Here’s the best piece of navigational advice I can offer:  Turn off your GPS while in St. John’s.  There are so many intersections where streets converge in a haphazard conglomeration, the GPS can’t keep up.  “Turn right” could mean any one of three possible options – and you will invariably choose the wrong one.

When your GPS’s voice starts to sound first miffed, then frantic (“turn right…” “recalculating…” “turn left, then turn right…”, “recalculating…” “turn right, then keep left, moron…” “recalculating…” “RECALCULATING…”) you know you’re doomed.

Paper maps are a better option, but we discovered the best solution is to follow a trucker through town.  You might not end up exactly where you wanted to be, but at least you’ll be on a main road and you can turn around and try again.

And now for a critical health warning:  Through careful research and experimentation, I’ve determined that Jiggs Dinner is highly volatile when combined with beer.  Do not, I repeat, do not consume this unless you plan to spend your evening in solitude.  This meal’s after-effects pose extreme danger to anyone within a thirty-foot radius.  On the upside, you won’t need to use your nose-hair trimmer any time soon.

For the uninitiated, Jiggs Dinner is a traditional Newfie meal composed of salt beef boiled with dried peas, cabbage, potatoes, carrots, and sometimes turnips.  The result is delicious… but mixed with beer?  Don’t say I didn’t warn you.

By my unofficial count, St.
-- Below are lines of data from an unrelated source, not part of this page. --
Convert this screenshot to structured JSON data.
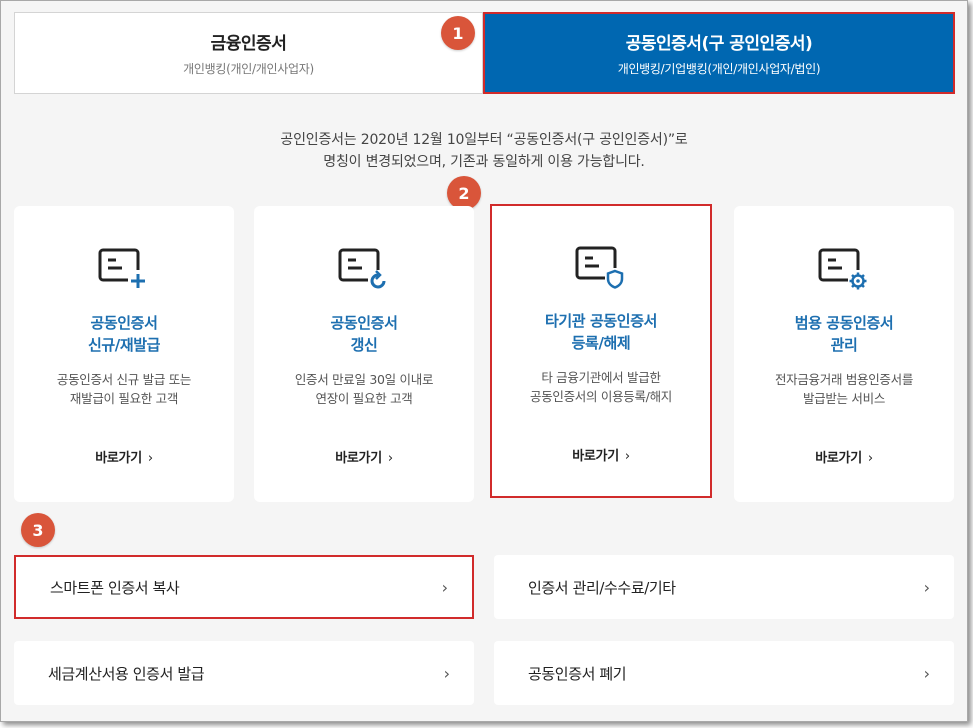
{
  "tabs": [
    {
      "title": "금융인증서",
      "sub": "개인뱅킹(개인/개인사업자)"
    },
    {
      "title": "공동인증서(구 공인인증서)",
      "sub": "개인뱅킹/기업뱅킹(개인/개인사업자/법인)"
    }
  ],
  "badges": [
    "1",
    "2",
    "3"
  ],
  "notice": {
    "line1": "공인인증서는 2020년 12월 10일부터 “공동인증서(구 공인인증서)”로",
    "line2": "명칭이 변경되었으며, 기존과 동일하게 이용 가능합니다."
  },
  "cards": [
    {
      "icon": "certificate-add-icon",
      "title1": "공동인증서",
      "title2": "신규/재발급",
      "desc1": "공동인증서 신규 발급 또는",
      "desc2": "재발급이 필요한 고객",
      "link": "바로가기"
    },
    {
      "icon": "certificate-renew-icon",
      "title1": "공동인증서",
      "title2": "갱신",
      "desc1": "인증서 만료일 30일 이내로",
      "desc2": "연장이 필요한 고객",
      "link": "바로가기"
    },
    {
      "icon": "certificate-shield-icon",
      "title1": "타기관 공동인증서",
      "title2": "등록/해제",
      "desc1": "타 금융기관에서 발급한",
      "desc2": "공동인증서의 이용등록/해지",
      "link": "바로가기"
    },
    {
      "icon": "certificate-gear-icon",
      "title1": "범용 공동인증서",
      "title2": "관리",
      "desc1": "전자금융거래 범용인증서를",
      "desc2": "발급받는 서비스",
      "link": "바로가기"
    }
  ],
  "rows": [
    {
      "label": "스마트폰 인증서 복사"
    },
    {
      "label": "인증서 관리/수수료/기타"
    },
    {
      "label": "세금계산서용 인증서 발급"
    },
    {
      "label": "공동인증서 폐기"
    }
  ],
  "chevron": "›",
  "colors": {
    "accent": "#0067b1",
    "title_blue": "#1d6fb0",
    "highlight_red": "#d12b2b",
    "badge": "#d9553a",
    "background": "#f5f5f5"
  }
}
John’s has one church and one Irish pub per ten residents.  You’ve gotta like people whose priorities are that clearly defined.  And I’m not talking little churches – I’m talking huge stone cathedrals.  I was lucky to discover that the Anglican cathedral on Duckworth offers a free ½ hour classical concert on their pipe organ every Wednesday afternoon.  I crept into the chill, shadowy building to gape up at the lofty Gothic arches and soaring stained glass while the sonorous tones of the organ filled the enormous space.

One word:  Wow.

But since St. John’s has a total population of about 200,000, I can’t imagine why they need all those giant churches.  I’m pretty sure every person in the entire town could go to church simultaneously and still have room to spare.  That’d never happen, though, because they’re all in the pubs drinking beer and eating Jiggs Dinner.

Which actually makes sense when I think about it.  Those stone cathedrals get damn nippy.  They could use a bit of hot air.

Yep, those Newfies have it all figured out.

P.S. Seriously, if you ever get a chance to go to Newfoundland, go.  Stay in downtown St. John’s, and you can walk to virtually all the attractions (if you like uphill walks).  It’s the oldest city in Canada, with wonderful food, beer, people, and history… and we got to see an iceberg up close in Quidi Vidi Harbour.  Doesn’t get much better than that.